UK Tory party criticises Indian company transfers
January 5th, 2010 - 9:09 pm ICT by IANS ( Leave a comment )
London, Jan 5 (IANS) A senior spokesman of Britain’s main opposition party has criticised government policies that have allowed Indian companies to send employees abroad on intra-company transfers.
“It seems extraordinary that when British workers can’t find jobs we are bringing foreign workers from halfway round the world,” said the Tory Party’s Shadow Immigration Minister Damian Green.
His comments came after The Times reported Indians accounted for the vast majority of the nearly 30,000 non-European foreign workers who came to Britain under intra-company transfers last year - up from 15,400 when Labour came to power in Britain.
“This is another sign that [Prime Minister] Gordon Brown’s ‘British jobs for British workers’ was a meaningless soundbite,” Green added.
The Times quoted figures released by the government’s Border and Immigration Agency as showing that seven of the top ten companies bringing in IT workers were Indian.
Topping the list is Tata Consultancy Services, which sponsored 4,465 intra-company transfers last year, followed by Infosys Technology with 3,030.
Ann Swain, the chief executive of the Association of Professional Staffing Companies, which represents recruitment companies, told the paper intra-company transfers were being abused to fill lower level roles in which the skills used are largely standardised.
“Intra-company transfers are being done on an almost industrial scale,” she said.

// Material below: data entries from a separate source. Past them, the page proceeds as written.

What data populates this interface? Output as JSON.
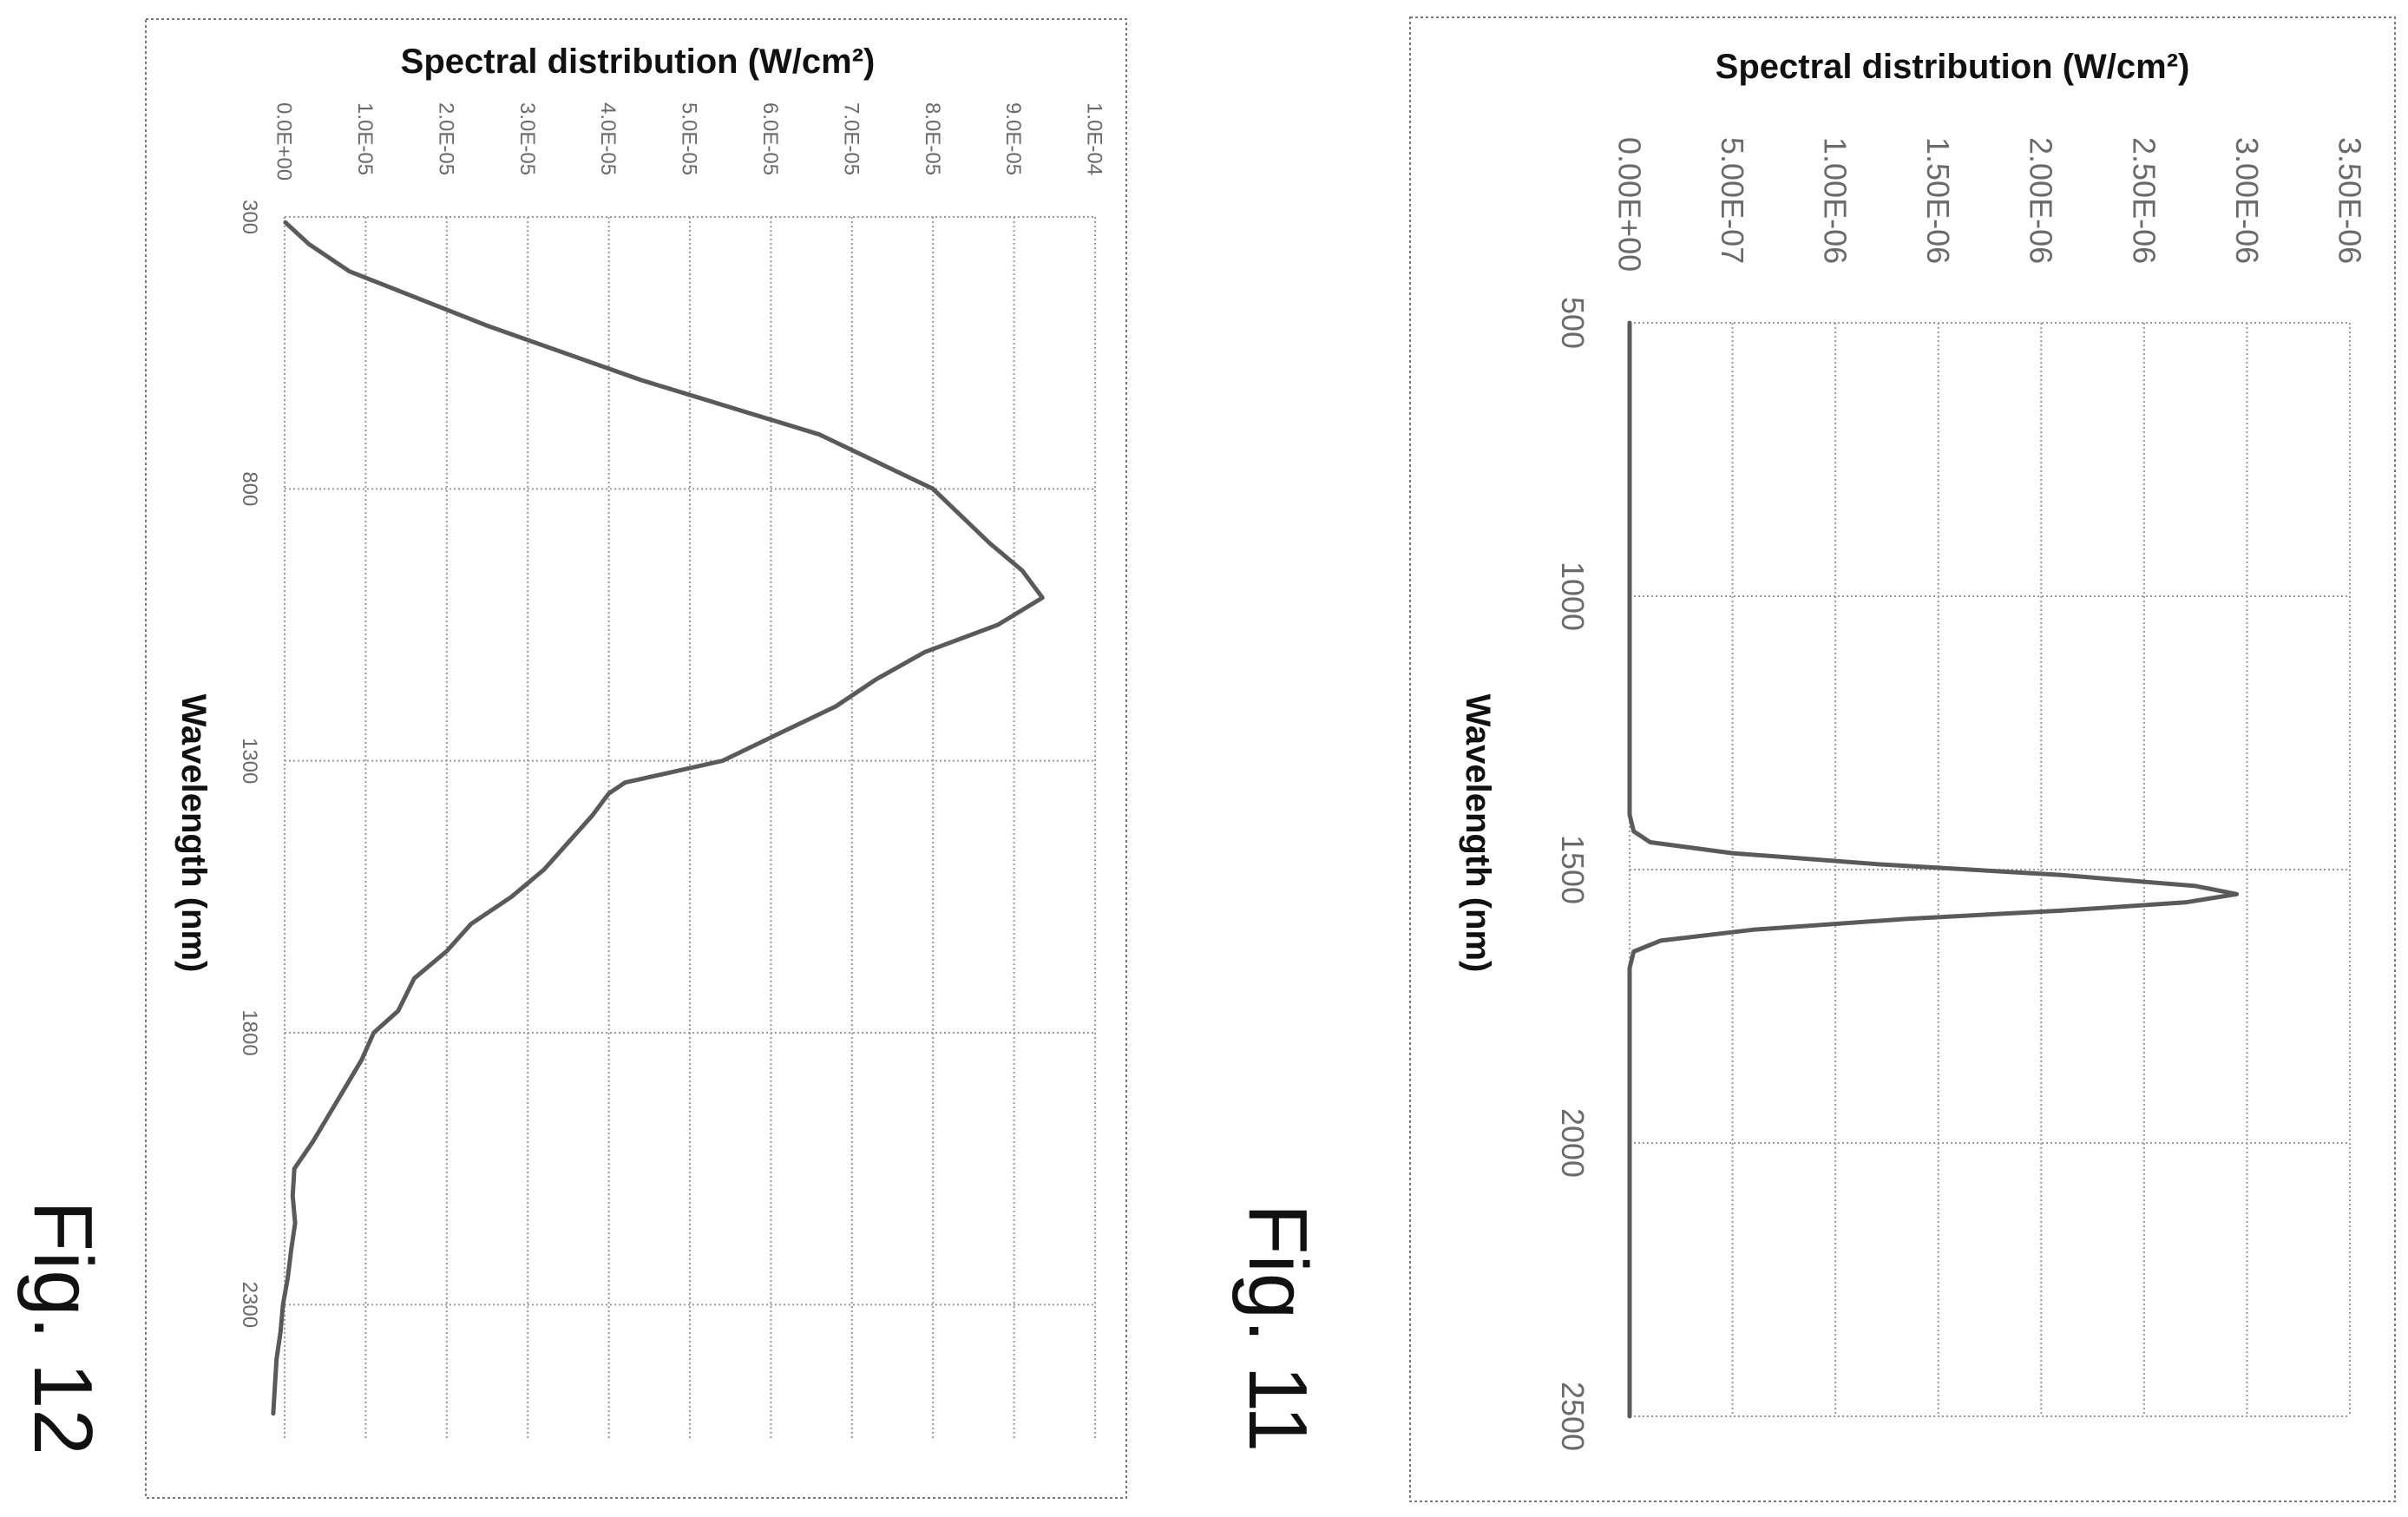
{
  "figures": [
    {
      "label": "Fig. 12"
    },
    {
      "label": "Fig. 11"
    }
  ],
  "chart_data": [
    {
      "type": "line",
      "figure": "Fig. 12",
      "title": "",
      "xlabel": "Wavelength (nm)",
      "ylabel": "Spectral distribution (W/cm²)",
      "xlim": [
        300,
        2550
      ],
      "ylim": [
        0,
        0.0001
      ],
      "x_ticks": [
        "300",
        "800",
        "1300",
        "1800",
        "2300"
      ],
      "y_ticks": [
        "0.0E+00",
        "1.0E-05",
        "2.0E-05",
        "3.0E-05",
        "4.0E-05",
        "5.0E-05",
        "6.0E-05",
        "7.0E-05",
        "8.0E-05",
        "9.0E-05",
        "1.0E-04"
      ],
      "grid": true,
      "series": [
        {
          "x": [
            310,
            350,
            400,
            500,
            600,
            700,
            800,
            900,
            950,
            1000,
            1050,
            1100,
            1150,
            1200,
            1250,
            1300,
            1340,
            1360,
            1400,
            1450,
            1500,
            1550,
            1600,
            1650,
            1700,
            1760,
            1800,
            1850,
            1900,
            1950,
            2000,
            2050,
            2100,
            2150,
            2200,
            2250,
            2300,
            2350,
            2400,
            2450,
            2500
          ],
          "y": [
            1e-07,
            3e-06,
            8e-06,
            2.5e-05,
            4.4e-05,
            6.6e-05,
            8e-05,
            8.7e-05,
            9.1e-05,
            9.35e-05,
            8.8e-05,
            7.9e-05,
            7.3e-05,
            6.8e-05,
            6.1e-05,
            5.4e-05,
            4.2e-05,
            4e-05,
            3.8e-05,
            3.5e-05,
            3.2e-05,
            2.8e-05,
            2.3e-05,
            2e-05,
            1.6e-05,
            1.4e-05,
            1.1e-05,
            9.5e-06,
            7.5e-06,
            5.5e-06,
            3.5e-06,
            1.2e-06,
            1e-06,
            1.3e-06,
            8e-07,
            4e-07,
            -2e-07,
            -5e-07,
            -1e-06,
            -1.2e-06,
            -1.4e-06
          ]
        }
      ]
    },
    {
      "type": "line",
      "figure": "Fig. 11",
      "title": "",
      "xlabel": "Wavelength (nm)",
      "ylabel": "Spectral distribution (W/cm²)",
      "xlim": [
        500,
        2500
      ],
      "ylim": [
        0,
        3.5e-06
      ],
      "x_ticks": [
        "500",
        "1000",
        "1500",
        "2000",
        "2500"
      ],
      "y_ticks": [
        "0.00E+00",
        "5.00E-07",
        "1.00E-06",
        "1.50E-06",
        "2.00E-06",
        "2.50E-06",
        "3.00E-06",
        "3.50E-06"
      ],
      "grid": true,
      "series": [
        {
          "x": [
            500,
            800,
            1000,
            1200,
            1400,
            1430,
            1450,
            1470,
            1490,
            1510,
            1530,
            1545,
            1560,
            1575,
            1590,
            1610,
            1630,
            1650,
            1680,
            1800,
            2000,
            2200,
            2500
          ],
          "y": [
            0,
            0,
            0,
            0,
            0,
            2e-08,
            1e-07,
            5e-07,
            1.2e-06,
            2.1e-06,
            2.75e-06,
            2.95e-06,
            2.7e-06,
            2.1e-06,
            1.35e-06,
            6e-07,
            1.5e-07,
            2e-08,
            0,
            0,
            0,
            0,
            0
          ]
        }
      ]
    }
  ]
}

She added: “Foreign companies are supposed to pay workers brought in on intra-company transfers UK market rates but you have to wonder whether there is some economic benefit to transferring Indian workers from a low-wage economy to Britain.”
Tata Consultancy Services, which builds and maintains IT systems for government departments and British-based firms, said that it needed to bring in additional staff to meet an increased demand for its services and expertise.
“Intra-company transfers are temporary, typically only lasting for around 17 months, when the employee will return to their home base.
“Where we can identify the need for a permanent UK-based role then it is our preference to have UK nationals doing that work,” Keith Sharpe, the European marketing director at Tata, said.